Yes. Hi, Christian, thanks for the question. We were just at the NADA conference, the largest automotive tech conference in the world, in Dallas. And there's such an appetite, I would say, for customers to buy and sell digitally. It continues to grow. The digital dealer-to-dealer auction marketplaces are just purely digital vehicle transactions, whether that's rising product is going to continue to grow year-over-year for the foreseeable future. And that was the overwhelming feedback we've got from every single customer. And especially as technology gets more advanced and dealer groups, in particular, have their own dev team, so to speak, with things like programmatic buying and APIs that you can feed your inventory into them to make more intelligent purchases like this is going to accelerate over the years. So I would say, to answer your question, it's going at the pace that we thought. I think COVID maybe gave it a shot in the arm for sure. And some of those naysayers, like we said when we went public that maybe wouldn't have tried digital as early adopted it early, and they didn't go back to it to just physical only. So I think it's going to be a big part of the future. It's going to be the largest growing segment, but the hybrid model between physical and digital is going to be the way of the future.
Got it. And then a second question last today in the Canadian market. The unification of the 2 e-Dealer and EBlock platforms is something that we were excited to roll out. You gave us some sort of specifics on the guaranteed offer. Just wondering if there's any other update you'd provide around the progress around that offering, when we could expect it to be live in the market, and then which way the cross-sell goes there, whether retail to wholesale or the other way around or some combination?

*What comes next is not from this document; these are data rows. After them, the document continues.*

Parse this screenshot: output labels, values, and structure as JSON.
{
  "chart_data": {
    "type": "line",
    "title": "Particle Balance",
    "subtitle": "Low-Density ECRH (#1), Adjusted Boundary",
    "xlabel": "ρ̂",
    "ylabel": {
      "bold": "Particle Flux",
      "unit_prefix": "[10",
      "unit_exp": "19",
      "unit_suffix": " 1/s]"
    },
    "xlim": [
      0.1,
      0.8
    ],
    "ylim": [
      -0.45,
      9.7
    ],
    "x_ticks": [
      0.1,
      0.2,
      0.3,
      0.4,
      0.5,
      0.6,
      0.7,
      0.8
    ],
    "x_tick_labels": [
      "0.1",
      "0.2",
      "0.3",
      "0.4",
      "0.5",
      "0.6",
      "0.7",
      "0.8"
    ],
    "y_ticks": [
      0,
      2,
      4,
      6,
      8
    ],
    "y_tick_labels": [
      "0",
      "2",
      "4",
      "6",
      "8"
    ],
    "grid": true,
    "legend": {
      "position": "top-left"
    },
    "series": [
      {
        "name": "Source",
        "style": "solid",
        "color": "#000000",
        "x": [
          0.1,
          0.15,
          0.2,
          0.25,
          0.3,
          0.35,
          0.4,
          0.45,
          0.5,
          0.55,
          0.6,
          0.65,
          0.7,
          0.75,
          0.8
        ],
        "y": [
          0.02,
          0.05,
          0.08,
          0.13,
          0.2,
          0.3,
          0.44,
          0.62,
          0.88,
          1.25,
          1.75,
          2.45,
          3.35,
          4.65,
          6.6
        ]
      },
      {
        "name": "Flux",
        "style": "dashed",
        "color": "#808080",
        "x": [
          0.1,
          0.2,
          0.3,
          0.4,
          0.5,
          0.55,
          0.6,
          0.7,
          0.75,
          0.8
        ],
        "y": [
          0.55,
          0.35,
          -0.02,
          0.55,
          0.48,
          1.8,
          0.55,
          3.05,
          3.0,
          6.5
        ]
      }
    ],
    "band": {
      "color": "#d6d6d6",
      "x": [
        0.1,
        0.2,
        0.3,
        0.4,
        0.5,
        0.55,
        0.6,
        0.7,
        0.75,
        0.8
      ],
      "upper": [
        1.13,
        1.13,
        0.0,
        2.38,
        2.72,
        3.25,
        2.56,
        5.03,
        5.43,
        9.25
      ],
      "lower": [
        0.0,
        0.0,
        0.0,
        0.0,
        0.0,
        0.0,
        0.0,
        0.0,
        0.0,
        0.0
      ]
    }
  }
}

Yes. So we're selling our new dealer platform for independent dealers right now. We've still got a little bit of work to do here in Q1, Q2 to get it ready for OEM migrations. The big benefits of the e-Dealer connection retail to wholesale are going to be later in this year because in order to -- we still have to migrate the dealers onto the same platform so we can push and pull the inventory from EBlock e-Dealers. So we are in the early stages of piloting some features and some benefits with some dealers, but it will be later this year when we reap the benefits and especially into 2024.
Got it. Looking forward to updates.
[Operator Instructions]. I'll turn it back to Jason McClenahan for his closing thoughts.
Perfect. Thank you for all those questions, and thank you for joining us this afternoon. We look forward to updating you on our progress during the Q1 call in May. So thanks, everybody, and have a great evening.
Ladies and gentlemen, this concludes your conference call for today. We thank you for participating and ask that you please disconnect your lines.